As we faced the sun, we cast no shadow.

Soundtrack:
I’m Not Gonna Teach Your Girlfriend by Black Kids
Roadrunner by Jonathan Richman and the Modern Lovers

2019

The year was dominated by one word- Brexit. I’m sure, like me, you are sick of hearing the word. So, very much like Fight Club, we won’t be mentioning it anymore.

It would end up becoming a defining moment of our generation, whether we like it or not. It would end spelling the end of democracy as we know it- no matter which side you were on.

But, anyway, my team were still poor and I was still stuck in student land, hating every minute of my Masters course. I eventually finished it, despite being told my dissertation wasn’t, in fact, a dissertation which made the three months it took me to write it feel like a complete waste of time. What could I have done in that time? Cured world hunger. Found out the meaning of life. Decided once and for all whether Pepsi was better than Coke…any of those things rather than pour hours of work down the drain.

I did not enjoy my time at Lincoln. Don’t let that out you off, it may have been a personal thing. I won’t go into publicly criticising them. Just know it was sold to me as a wonderful place with help and fairness for all it’s students and it turned out to be a bit different.

So, having a huge thirst for knowledge, I’m honestly addicted to learning, I decided to do a course teaching English for foreign students. Which I passed. Another string to the bow. Another biscuit in the tin. Another brick in the wall. I was smashing down the achievements and doing it all with my unique brand of enthusiasm and cheerfulness…and I’m not fooling anyone with that.

The end of Game of Thrones was fairly wet. Wasn’t it? I suppose that was the only logical answer to the conclusion of the show but…but…Bran? No spoilers but, if you still haven’t’ caught up then you may get a tinge of disappointment. Or you might love it. The finale episode is a bit Marmite, I guess.

This was a year of great film- Bohemian Rhapsody and Rocketman- that showcased the excellent music that Britain has produced throughout the years.

Americans can stand there arguing that they have the Eagles or Simon and Garfunkel or Eminem but, and it’s a big butt and I cannot lie, they never got the Beatles or Queen or the Clash…even Tame Impala are Aussies!

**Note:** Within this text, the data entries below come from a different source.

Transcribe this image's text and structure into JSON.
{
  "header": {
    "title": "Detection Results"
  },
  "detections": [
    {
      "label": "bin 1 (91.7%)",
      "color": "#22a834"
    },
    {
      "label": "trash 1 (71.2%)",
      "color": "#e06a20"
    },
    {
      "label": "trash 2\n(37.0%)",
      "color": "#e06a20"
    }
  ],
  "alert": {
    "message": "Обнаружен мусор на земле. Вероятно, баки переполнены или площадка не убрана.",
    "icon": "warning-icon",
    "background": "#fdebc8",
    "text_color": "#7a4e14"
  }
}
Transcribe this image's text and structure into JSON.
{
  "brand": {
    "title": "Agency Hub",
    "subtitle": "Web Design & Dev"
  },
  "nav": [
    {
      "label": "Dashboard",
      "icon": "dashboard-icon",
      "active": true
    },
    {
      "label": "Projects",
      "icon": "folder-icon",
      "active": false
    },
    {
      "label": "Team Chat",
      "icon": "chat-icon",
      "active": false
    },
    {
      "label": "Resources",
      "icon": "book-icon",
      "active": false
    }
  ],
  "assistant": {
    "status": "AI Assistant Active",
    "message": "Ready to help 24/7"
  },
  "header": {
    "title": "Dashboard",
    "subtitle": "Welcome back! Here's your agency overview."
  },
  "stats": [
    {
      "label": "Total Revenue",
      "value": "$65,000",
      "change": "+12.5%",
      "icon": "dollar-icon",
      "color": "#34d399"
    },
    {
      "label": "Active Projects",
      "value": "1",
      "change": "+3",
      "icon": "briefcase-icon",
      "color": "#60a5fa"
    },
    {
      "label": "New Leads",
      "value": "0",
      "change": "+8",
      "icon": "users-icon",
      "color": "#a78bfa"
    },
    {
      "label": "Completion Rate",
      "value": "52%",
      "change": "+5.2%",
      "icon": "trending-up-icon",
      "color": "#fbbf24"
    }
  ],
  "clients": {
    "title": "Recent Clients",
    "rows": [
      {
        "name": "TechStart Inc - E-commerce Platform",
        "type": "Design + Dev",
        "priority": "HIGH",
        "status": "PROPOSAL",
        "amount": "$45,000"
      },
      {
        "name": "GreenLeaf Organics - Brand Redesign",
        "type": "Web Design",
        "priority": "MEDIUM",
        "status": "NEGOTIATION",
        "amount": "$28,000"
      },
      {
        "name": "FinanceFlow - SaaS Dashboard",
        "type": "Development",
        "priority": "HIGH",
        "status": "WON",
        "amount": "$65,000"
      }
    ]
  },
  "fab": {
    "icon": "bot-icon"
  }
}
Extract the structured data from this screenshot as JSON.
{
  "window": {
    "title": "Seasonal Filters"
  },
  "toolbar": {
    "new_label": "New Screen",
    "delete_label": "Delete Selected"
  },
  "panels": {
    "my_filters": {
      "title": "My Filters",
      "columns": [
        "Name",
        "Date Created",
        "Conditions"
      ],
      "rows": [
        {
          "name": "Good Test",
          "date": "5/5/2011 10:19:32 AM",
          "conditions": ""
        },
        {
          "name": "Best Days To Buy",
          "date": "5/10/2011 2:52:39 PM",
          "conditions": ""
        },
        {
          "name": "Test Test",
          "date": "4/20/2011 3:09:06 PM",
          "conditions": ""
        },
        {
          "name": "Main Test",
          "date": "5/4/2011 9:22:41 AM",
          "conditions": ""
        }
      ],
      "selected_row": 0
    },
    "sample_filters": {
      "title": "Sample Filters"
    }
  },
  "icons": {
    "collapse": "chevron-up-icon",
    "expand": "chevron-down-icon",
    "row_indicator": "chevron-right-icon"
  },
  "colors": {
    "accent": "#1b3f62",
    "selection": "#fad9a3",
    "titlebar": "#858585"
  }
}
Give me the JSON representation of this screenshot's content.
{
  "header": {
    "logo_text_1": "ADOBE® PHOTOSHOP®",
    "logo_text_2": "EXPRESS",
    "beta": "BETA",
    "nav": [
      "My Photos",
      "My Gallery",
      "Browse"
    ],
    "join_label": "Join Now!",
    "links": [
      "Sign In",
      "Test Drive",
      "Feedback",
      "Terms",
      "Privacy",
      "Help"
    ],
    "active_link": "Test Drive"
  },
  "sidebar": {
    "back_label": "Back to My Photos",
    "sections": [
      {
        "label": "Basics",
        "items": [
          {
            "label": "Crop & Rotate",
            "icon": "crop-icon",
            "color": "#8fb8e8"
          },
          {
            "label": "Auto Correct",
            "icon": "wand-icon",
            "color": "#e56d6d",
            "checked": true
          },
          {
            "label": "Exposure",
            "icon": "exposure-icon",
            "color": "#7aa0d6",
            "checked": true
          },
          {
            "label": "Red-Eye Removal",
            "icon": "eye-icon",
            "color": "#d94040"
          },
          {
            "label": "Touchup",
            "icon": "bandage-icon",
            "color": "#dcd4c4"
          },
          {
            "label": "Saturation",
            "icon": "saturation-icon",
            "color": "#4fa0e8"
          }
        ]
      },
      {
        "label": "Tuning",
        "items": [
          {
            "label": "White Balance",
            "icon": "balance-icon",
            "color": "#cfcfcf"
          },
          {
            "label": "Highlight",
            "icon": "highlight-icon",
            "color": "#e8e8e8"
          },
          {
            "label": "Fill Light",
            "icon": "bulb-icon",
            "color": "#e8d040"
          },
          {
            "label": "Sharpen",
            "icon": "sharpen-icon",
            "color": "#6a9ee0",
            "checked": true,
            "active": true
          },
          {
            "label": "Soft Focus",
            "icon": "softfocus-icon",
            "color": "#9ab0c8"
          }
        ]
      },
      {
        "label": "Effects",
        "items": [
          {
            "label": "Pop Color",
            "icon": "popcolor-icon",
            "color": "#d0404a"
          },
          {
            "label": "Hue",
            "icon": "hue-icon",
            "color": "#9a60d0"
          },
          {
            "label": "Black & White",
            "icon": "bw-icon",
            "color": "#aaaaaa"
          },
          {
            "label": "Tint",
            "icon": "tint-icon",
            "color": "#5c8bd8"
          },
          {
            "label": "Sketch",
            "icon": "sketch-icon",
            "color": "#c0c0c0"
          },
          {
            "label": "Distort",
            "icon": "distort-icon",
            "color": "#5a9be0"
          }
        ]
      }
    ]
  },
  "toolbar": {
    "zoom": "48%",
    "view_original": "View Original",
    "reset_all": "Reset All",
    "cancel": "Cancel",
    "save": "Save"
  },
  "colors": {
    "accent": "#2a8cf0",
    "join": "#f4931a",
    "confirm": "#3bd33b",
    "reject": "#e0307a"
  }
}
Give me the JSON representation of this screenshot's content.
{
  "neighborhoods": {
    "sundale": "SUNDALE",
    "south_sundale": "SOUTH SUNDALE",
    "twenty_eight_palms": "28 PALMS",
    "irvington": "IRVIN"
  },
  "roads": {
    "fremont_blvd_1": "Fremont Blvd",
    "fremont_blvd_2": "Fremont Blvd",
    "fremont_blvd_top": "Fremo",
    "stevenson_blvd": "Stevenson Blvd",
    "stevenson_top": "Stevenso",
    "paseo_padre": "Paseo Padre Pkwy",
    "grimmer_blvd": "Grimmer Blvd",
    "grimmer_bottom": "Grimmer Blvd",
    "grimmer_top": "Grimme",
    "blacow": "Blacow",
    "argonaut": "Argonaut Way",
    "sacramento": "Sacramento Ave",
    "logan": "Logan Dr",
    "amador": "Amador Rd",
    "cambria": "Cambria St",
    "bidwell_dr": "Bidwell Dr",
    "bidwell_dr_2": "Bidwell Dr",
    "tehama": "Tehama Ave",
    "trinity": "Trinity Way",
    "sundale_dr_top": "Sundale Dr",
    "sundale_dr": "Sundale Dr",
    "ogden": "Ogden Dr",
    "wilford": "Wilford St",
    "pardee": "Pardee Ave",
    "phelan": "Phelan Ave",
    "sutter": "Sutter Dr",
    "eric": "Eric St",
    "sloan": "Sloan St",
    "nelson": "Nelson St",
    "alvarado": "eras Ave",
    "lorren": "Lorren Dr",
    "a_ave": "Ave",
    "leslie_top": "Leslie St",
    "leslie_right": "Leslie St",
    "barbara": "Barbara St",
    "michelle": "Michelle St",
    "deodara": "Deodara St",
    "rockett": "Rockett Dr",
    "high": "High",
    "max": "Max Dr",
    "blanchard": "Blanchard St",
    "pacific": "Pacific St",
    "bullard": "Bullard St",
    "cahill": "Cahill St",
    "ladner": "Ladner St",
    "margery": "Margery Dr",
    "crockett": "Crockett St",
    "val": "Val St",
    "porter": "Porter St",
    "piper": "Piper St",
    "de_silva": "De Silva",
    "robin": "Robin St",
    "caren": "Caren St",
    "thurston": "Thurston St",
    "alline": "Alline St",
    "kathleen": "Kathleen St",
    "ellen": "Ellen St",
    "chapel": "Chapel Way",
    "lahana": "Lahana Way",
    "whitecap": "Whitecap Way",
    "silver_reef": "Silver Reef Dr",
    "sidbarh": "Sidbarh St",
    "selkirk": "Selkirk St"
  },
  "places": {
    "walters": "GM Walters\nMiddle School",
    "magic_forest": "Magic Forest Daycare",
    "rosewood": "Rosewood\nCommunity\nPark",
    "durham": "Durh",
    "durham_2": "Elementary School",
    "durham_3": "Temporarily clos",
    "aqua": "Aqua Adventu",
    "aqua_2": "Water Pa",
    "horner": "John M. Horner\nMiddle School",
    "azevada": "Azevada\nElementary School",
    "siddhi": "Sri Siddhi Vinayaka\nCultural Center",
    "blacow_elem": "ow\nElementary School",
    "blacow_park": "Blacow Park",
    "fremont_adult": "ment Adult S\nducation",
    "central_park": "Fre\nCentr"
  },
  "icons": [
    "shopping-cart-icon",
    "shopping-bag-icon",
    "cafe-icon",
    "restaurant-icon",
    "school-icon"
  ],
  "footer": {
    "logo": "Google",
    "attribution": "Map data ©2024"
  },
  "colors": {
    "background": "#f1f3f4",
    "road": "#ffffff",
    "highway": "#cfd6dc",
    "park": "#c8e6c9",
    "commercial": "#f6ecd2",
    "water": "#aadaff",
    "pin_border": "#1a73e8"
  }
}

My flirtation with folk music hit a new high as I devoured the stories and tales like a madman, desperate to get involved in the chilled-out, blissful universe of indie folk music. If you haven’t shut your eyes and let Laura Marling’s voice trickle over you in the warmth of relaxation then you’re missing a treat. Seriously, bang on a Spotify playlist of feel-good indie and you will be moving your feet and grooving to the beat before you can say ‘L.I.F.E.G.O.E.S.O.N.’

If you’re interested and have never read my sprawling, rambling posts on indie music then do visit here: https://kettlemag.co.uk/whatever-i-say-to-listen-to-thats-what-i-like/ for further information.

A decade of delights, dolours, fun and famine. It was all wrapped up by a Tory election victory. It ended how it had begun, with great uncertainty and unhappiness for many. My views on it are well-documented so I won’t go into them again, here. If you would like to bend my ear about it then go on my Twitter.

It was the best years and worst years of my adolescence. I feel privileged to have walked through the storm with some of you and been at the end of the world with others. There have been times of broken, bloodied and bruised emotions. These are mixed in, with a giant whisk, with the delirious, hilarious and serious memories of a time well spent. There has to be some regrets. There needs to be some sad times that can’t be shaken off. I just hope for the future that nobody ever brings back ‘like for a rate’ Facebook statuses or any of the young kids now have to go through a Bebo phase. We all did it.

To the next decade of juicy banter, hope, fear and ambition: we’re all in it together. That’s a message we can all aspire to follow.